A fronteira da alimentação sustentável acaba de ser expandida no Brasil. Após 30 meses de intensa pesquisa, o Laboratório de Nanobiotecnologia (LNANO) da Embrapa Recursos Genéticos e Biotecnologia, com sede em Brasília, anunciou um avanço notável: o desenvolvimento de amostras de alimentos impressos em 3D que mimetizam, com impressionante fidelidade, o filé de salmão, o caviar e os anéis de lula. Mais do que apenas replicar a forma visual, esses protótipos de base vegetal foram concebidos para imitar o sabor e as características nutricionais dos seus equivalentes de origem animal, prometendo revolucionar o prato de vegetarianos, veganos e de quem busca alternativas mais éticas e ecológicas.
O segredo por trás dessa inovação reside nas ‘tintas alimentícias’, formuladas a partir de uma combinação engenhosa de proteínas vegetais, farinhas de leguminosas, óleos vegetais e de algas, nanoingredientes, corantes naturais e espessantes. Conforme explica a bióloga Cínthia Caetano Bonatto, pesquisadora bolsista no LNANO, a equipe focou em replicar a composição nutricional total da carne animal, buscando em recursos vegetais os ingredientes que oferecessem percentuais semelhantes de carboidratos, lipídeos e proteínas. Grande parte desses insumos é proveniente dos Bancos Ativos de Germoplasma da própria Embrapa – uma espécie de ‘arca de Noé’ biológica que resguarda o material genético de milhares de espécies vegetais. Este vasto repositório permite criar composições vegetais o mais próximas possível das encontradas nos animais, permitindo ainda o enriquecimento nutricional dos produtos impressos, conforme destacam os pesquisadores Luciano Paulino da Silva e Gabriela Mendes da Rocha Vaz.
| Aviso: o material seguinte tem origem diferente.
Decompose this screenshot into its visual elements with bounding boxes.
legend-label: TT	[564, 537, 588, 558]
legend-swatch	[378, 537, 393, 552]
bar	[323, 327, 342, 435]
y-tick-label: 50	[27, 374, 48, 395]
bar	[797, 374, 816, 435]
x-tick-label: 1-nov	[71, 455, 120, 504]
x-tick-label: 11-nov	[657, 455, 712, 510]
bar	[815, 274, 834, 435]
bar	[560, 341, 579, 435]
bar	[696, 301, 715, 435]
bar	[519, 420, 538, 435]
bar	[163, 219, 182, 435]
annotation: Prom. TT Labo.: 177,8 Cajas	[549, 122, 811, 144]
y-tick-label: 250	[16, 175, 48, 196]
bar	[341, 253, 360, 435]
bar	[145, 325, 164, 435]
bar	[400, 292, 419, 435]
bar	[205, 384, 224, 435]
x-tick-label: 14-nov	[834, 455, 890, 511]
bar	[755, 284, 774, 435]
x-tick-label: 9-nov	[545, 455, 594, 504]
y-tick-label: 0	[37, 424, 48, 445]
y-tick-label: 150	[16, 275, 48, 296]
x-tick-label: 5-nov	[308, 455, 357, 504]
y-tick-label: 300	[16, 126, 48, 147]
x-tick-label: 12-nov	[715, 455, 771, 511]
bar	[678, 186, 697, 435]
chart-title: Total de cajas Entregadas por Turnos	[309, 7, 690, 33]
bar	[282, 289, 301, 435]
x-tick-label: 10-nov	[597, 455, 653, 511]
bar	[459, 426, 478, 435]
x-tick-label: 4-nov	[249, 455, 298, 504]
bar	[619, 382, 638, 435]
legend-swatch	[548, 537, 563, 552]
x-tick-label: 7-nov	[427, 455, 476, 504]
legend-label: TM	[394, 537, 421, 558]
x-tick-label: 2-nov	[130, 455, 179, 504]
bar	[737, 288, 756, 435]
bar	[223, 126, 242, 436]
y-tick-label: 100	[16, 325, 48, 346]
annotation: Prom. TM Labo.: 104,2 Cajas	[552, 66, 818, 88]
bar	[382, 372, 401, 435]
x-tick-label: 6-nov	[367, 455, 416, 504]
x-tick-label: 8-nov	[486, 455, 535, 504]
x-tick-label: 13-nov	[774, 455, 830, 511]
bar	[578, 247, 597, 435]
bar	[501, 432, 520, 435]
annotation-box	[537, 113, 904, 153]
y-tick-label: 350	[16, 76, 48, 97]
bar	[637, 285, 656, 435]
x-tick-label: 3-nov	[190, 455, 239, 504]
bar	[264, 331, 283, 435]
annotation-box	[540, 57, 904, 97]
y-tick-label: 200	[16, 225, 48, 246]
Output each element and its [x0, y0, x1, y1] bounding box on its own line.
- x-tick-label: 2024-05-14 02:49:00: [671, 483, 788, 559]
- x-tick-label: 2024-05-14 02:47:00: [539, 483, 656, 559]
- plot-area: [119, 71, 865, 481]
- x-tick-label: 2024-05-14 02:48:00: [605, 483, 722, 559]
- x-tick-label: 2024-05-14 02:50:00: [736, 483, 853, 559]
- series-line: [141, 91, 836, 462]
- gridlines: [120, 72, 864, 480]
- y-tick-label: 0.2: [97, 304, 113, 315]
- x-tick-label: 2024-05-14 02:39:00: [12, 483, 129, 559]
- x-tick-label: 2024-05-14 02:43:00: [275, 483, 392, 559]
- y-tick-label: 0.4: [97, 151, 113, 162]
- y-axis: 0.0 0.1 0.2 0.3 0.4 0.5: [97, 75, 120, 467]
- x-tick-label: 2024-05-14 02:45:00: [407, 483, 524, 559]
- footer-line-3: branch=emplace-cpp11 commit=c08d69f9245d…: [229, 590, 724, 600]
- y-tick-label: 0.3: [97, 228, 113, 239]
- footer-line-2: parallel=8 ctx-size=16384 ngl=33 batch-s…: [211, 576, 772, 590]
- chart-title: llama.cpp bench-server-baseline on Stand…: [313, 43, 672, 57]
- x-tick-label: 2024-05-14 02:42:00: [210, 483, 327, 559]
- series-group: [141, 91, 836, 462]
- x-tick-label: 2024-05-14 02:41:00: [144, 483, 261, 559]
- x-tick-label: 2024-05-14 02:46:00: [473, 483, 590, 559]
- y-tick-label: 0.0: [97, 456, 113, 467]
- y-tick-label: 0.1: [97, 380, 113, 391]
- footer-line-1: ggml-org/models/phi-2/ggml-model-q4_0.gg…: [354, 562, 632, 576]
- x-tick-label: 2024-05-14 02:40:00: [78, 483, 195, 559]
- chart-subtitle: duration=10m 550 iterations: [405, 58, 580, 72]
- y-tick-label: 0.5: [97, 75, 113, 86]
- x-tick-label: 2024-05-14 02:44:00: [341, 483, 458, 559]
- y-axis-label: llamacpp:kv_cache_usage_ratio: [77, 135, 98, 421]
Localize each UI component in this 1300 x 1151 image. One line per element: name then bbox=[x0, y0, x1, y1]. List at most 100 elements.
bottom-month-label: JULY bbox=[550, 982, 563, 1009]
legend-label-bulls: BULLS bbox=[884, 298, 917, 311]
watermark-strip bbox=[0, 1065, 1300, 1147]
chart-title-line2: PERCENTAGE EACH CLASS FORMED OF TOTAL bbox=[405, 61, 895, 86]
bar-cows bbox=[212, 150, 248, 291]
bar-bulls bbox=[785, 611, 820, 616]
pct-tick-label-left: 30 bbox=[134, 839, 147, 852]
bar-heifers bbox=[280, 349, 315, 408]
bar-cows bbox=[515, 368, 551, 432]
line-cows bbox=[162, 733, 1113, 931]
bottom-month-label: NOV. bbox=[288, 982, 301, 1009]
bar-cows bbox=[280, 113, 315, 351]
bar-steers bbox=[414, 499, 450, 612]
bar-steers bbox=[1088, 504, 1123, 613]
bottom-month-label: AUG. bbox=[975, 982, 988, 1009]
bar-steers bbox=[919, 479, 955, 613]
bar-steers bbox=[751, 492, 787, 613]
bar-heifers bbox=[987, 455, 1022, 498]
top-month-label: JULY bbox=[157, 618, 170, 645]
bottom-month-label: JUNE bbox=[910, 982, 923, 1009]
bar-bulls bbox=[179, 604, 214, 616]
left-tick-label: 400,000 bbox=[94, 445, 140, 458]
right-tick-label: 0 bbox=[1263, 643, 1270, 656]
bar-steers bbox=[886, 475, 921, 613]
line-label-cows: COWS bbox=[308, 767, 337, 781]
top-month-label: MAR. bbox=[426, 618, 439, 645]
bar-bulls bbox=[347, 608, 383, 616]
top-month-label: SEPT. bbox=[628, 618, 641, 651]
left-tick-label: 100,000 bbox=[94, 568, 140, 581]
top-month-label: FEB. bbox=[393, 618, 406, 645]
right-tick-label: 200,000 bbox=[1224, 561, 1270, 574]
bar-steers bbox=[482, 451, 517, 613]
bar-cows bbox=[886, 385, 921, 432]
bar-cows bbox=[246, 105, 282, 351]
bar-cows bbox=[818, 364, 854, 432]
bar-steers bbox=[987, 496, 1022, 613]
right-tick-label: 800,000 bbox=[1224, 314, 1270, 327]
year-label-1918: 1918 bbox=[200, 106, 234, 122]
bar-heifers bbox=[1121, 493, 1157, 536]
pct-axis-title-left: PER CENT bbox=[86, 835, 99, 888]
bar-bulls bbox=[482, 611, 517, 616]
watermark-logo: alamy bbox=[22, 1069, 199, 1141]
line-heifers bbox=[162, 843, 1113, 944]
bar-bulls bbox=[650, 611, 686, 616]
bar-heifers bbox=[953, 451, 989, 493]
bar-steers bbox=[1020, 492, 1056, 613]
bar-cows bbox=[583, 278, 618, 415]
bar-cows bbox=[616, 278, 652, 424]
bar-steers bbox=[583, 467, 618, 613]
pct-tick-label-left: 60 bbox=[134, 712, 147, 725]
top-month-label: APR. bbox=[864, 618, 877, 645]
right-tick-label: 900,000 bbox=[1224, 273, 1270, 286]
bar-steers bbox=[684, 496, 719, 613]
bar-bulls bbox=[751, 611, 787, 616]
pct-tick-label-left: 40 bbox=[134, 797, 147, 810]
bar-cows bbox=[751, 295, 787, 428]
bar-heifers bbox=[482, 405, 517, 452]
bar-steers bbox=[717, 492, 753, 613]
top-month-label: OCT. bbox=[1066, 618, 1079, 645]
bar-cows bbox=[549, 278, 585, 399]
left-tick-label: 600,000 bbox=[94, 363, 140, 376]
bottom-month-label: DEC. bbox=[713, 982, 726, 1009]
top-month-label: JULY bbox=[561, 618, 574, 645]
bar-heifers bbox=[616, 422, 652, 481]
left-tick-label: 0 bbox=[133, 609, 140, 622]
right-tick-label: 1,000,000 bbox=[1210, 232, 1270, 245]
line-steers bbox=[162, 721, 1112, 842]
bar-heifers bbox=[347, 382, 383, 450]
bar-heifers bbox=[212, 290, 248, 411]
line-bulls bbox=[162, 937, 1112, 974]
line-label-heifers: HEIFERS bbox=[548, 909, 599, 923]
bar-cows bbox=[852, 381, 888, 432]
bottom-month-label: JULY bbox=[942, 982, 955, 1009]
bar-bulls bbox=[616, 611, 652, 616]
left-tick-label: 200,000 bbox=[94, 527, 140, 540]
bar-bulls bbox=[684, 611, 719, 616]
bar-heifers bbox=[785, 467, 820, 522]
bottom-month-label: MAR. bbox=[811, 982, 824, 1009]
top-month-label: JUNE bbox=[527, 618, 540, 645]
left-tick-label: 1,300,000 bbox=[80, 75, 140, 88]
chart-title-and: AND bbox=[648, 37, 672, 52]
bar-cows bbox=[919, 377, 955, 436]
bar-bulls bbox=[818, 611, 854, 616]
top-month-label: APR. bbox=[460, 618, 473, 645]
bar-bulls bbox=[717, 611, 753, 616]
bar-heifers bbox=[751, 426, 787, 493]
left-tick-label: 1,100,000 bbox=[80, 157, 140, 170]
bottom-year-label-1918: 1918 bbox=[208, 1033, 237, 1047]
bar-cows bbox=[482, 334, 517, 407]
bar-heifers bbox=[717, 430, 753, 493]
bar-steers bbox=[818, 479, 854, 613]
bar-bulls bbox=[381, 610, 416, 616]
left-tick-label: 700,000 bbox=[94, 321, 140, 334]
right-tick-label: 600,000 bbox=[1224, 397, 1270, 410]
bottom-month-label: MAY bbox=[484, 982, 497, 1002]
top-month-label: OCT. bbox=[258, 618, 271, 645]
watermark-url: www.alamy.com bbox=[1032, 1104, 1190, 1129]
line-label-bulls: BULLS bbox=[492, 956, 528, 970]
As implicações dessa tecnologia vão além da mesa, abrindo caminhos para o combate à fome e subnutrição, a redução da pesca predatória e do sofrimento animal na indústria alimentícia. Além disso, atende a uma crescente demanda por opções alimentares para públicos com restrições ou escolhas dietéticas específicas. Embora as amostras já tenham sido experimentadas e aprovadas por comissões de ética, a Embrapa ainda não definiu uma data para o lançamento comercial desses produtos, que atualmente se encontram na ‘vitrine’ da instituição. A pesquisa foi financiada pelo Good Food Institute (GFI), organização global que apoia o desenvolvimento de alimentos à base de plantas. O futuro comercial pode se desdobrar em diferentes modelos, desde impressoras domésticas até a produção em larga escala industrial, seguindo uma tendência já consolidada em países como Austrália, Estados Unidos, Israel e Singapura, e acompanhada por pesquisas similares no Brasil, como as da Unesp em parceria com Harvard.